I think this weekend made me realize that if I ever do retire, and get the chance to write, I’m going to have to have two homes. They need to be at least an hour or two apart. I visited my sister for a little Christmas shopping Saturday. I really enjoyed our visit but I also loved the time I spent on the drive there and back. Driving alone in the car is my best mind blogging time.
In the car I can think so clearly! I can write fiction, Cassie talks to me, and I have so many ideas I want to share with Nick. By the time I get home I know exactly what I want to write or how I want to explain myself to Nick. This time I spent most of the time writing a ‘fiction’ story that I guess I need to write just for him. It’s my own fantasy view of what I wish he would do right now to help me with the weight problem before it gets totally and completely out of hand.
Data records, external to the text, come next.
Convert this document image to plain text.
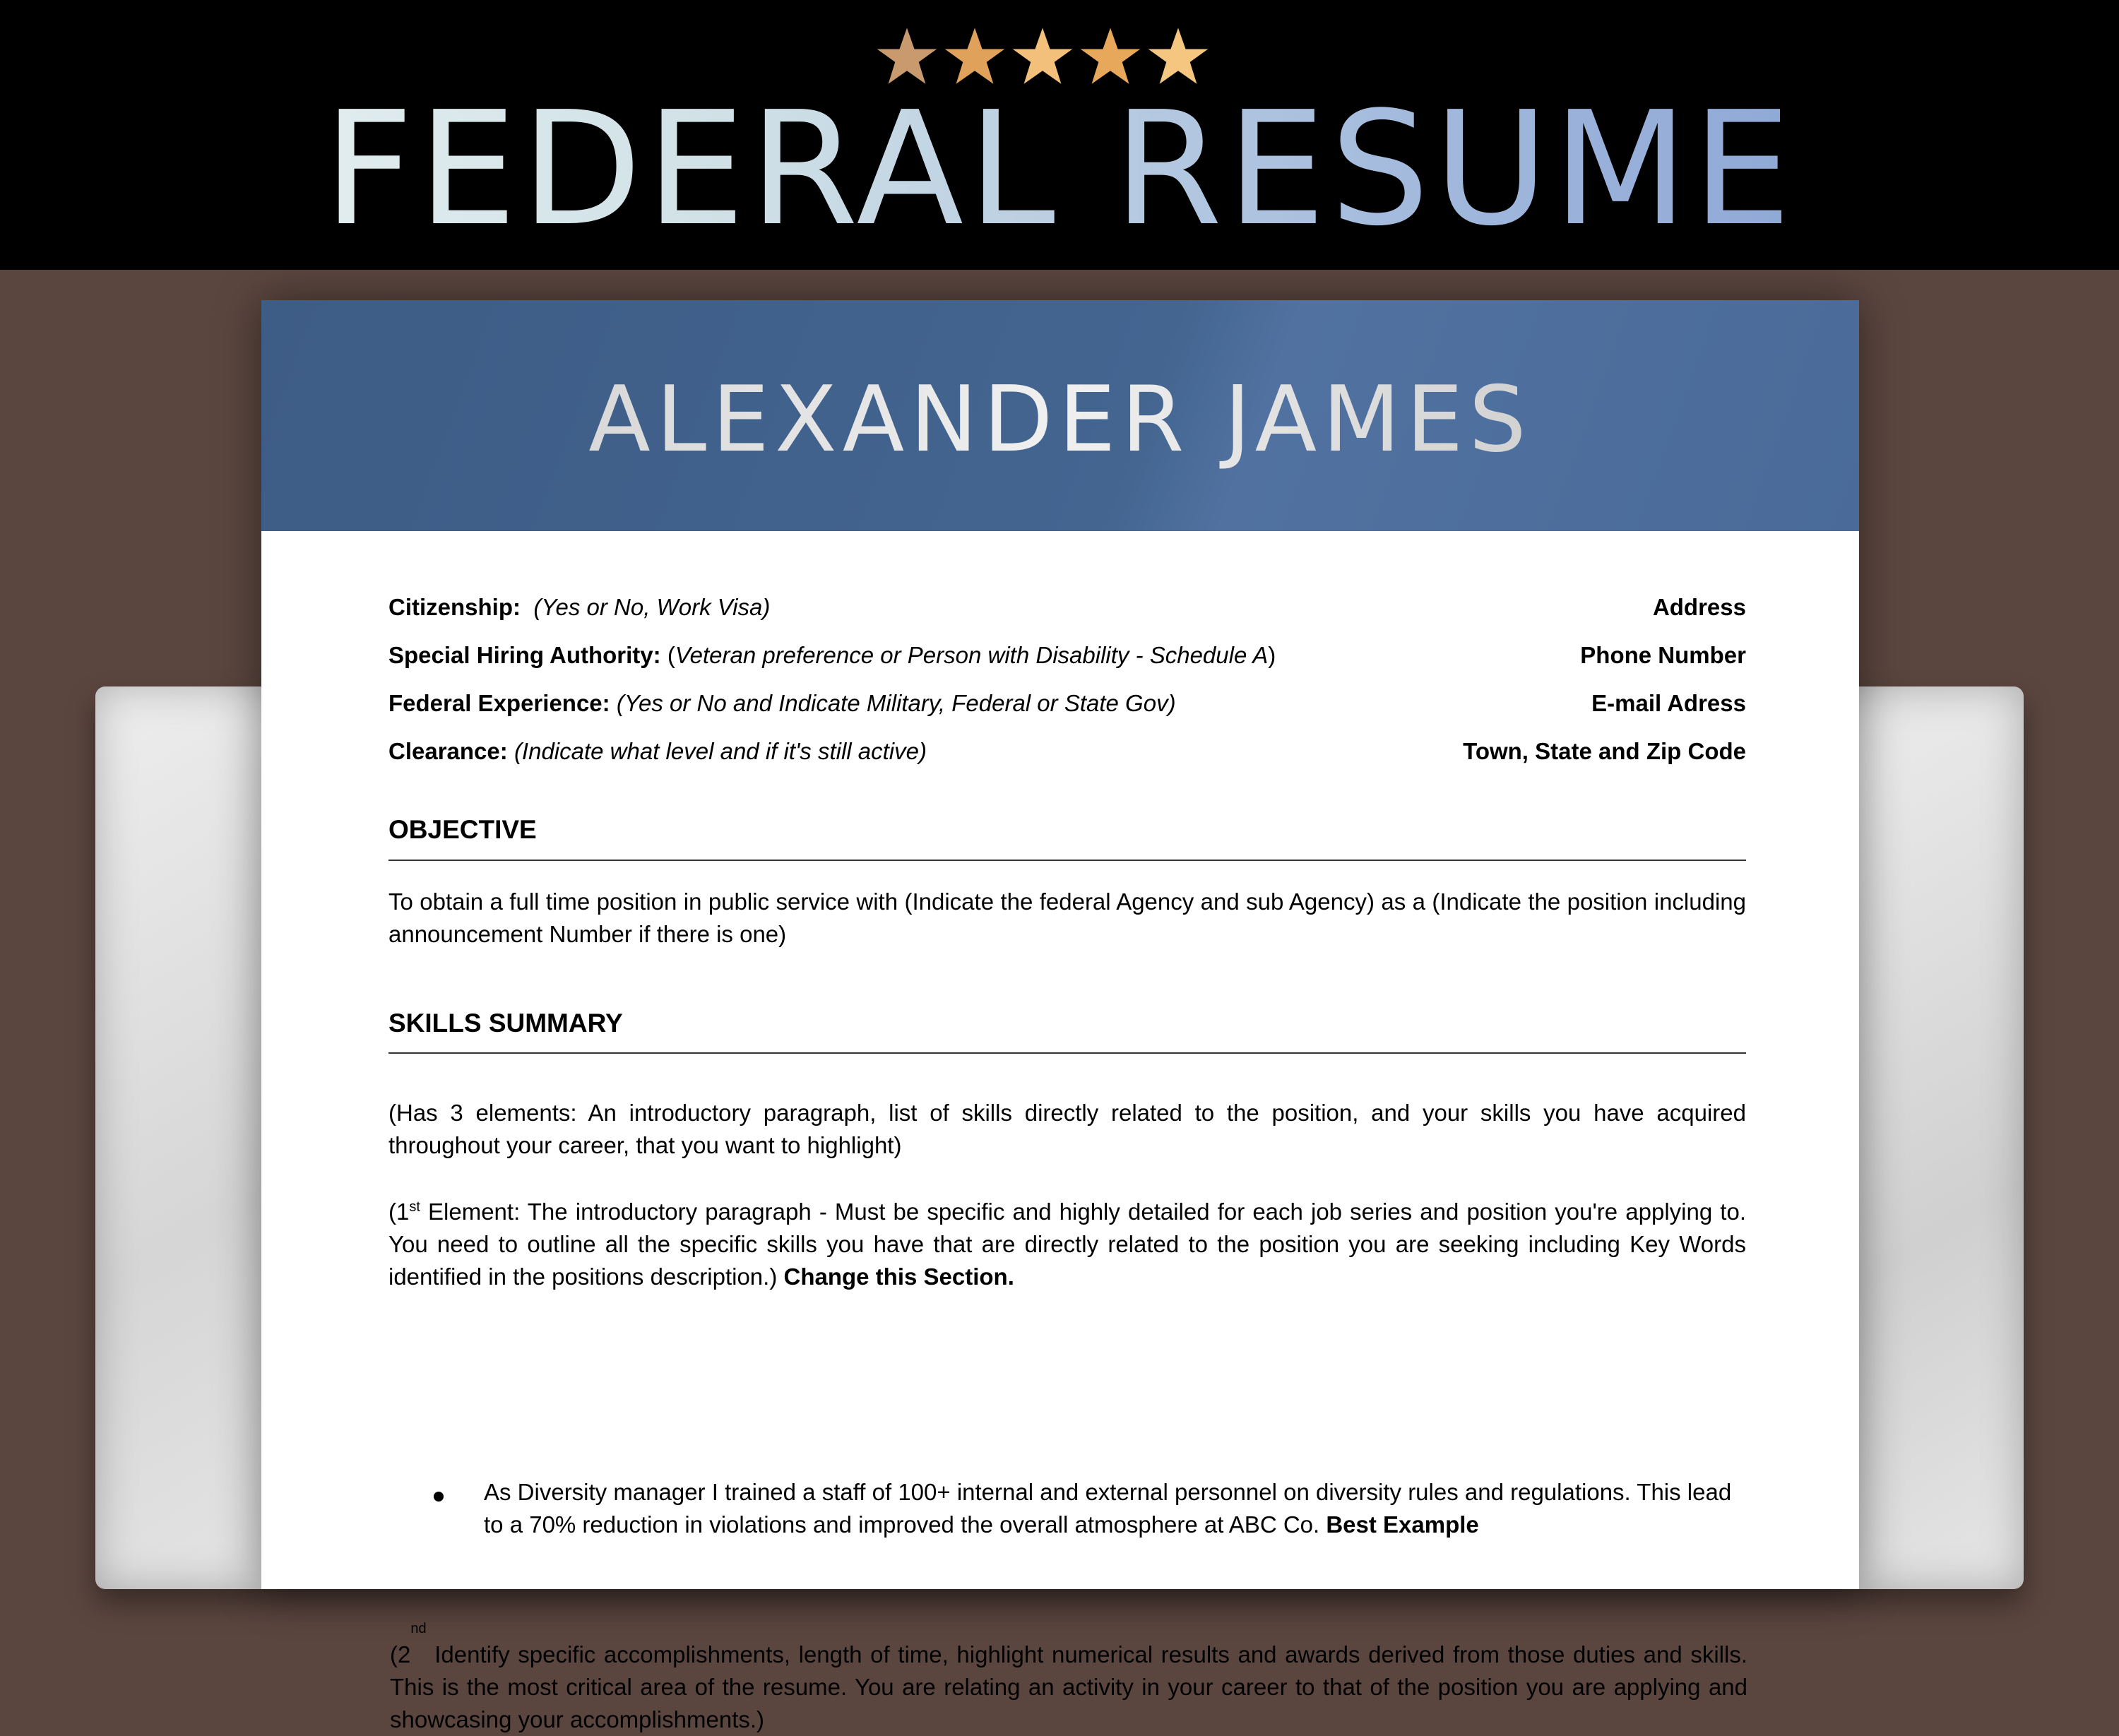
FEDERAL RESUME
ALEXANDER JAMES
Citizenship: (Yes or No, Work Visa)	Address
Special Hiring Authority: (Veteran preference or Person with Disability - Schedule A)	Phone Number
Federal Experience: (Yes or No and Indicate Military, Federal or State Gov)	E-mail Adress
Clearance: (Indicate what level and if it's still active)	Town, State and Zip Code
OBJECTIVE
To obtain a full time position in public service with (Indicate the federal Agency and sub Agency) as a (Indicate the position including announcement Number if there is one)
SKILLS SUMMARY
(Has 3 elements: An introductory paragraph, list of skills directly related to the position, and your skills you have acquired throughout your career, that you want to highlight)
(1st Element: The introductory paragraph - Must be specific and highly detailed for each job series and position you're applying to. You need to outline all the specific skills you have that are directly related to the position you are seeking including Key Words identified in the positions description.) Change this Section.
(2nd Identify specific accomplishments, length of time, highlight numerical results and awards derived from those duties and skills. This is the most critical area of the resume. You are relating an activity in your career to that of the position you are applying and showcasing your accomplishments.)
As Diversity manager I trained a staff of 100+ internal and external personnel on diversity rules and regulations. This lead to a 70% reduction in violations and improved the overall atmosphere at ABC Co. Best Example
But often when I get home and to my keyboard I lose my nerve for what I want to tell Nick. I mean we’ve kinda let the whole spanking thing go except for fun and games. Do I really want to stir things up again? I don’t know. Letting go of it it’s relaxing in a way. There is no pressure on Nick this way – no trying to figure out any discipline. And no pressure on me or my ‘more tender than normal behind’ either! Part of me knows I do want it; I always have. But part of me says let it go because I won’t be driving myself (and Nick) crazy with it.
Now I have to decide, should I write the ‘story’? Do I have the guts to throw it out there again? I guess my two biggest fears are: 1. I’ll ask for what I need and Nick just won’t want to do it, or 2. I’ll ask for what I need and Nick will want to do it. And I’m not sure which of these fears causes me the most concern. Maybe I’ll just take the cowards way out and do nothing.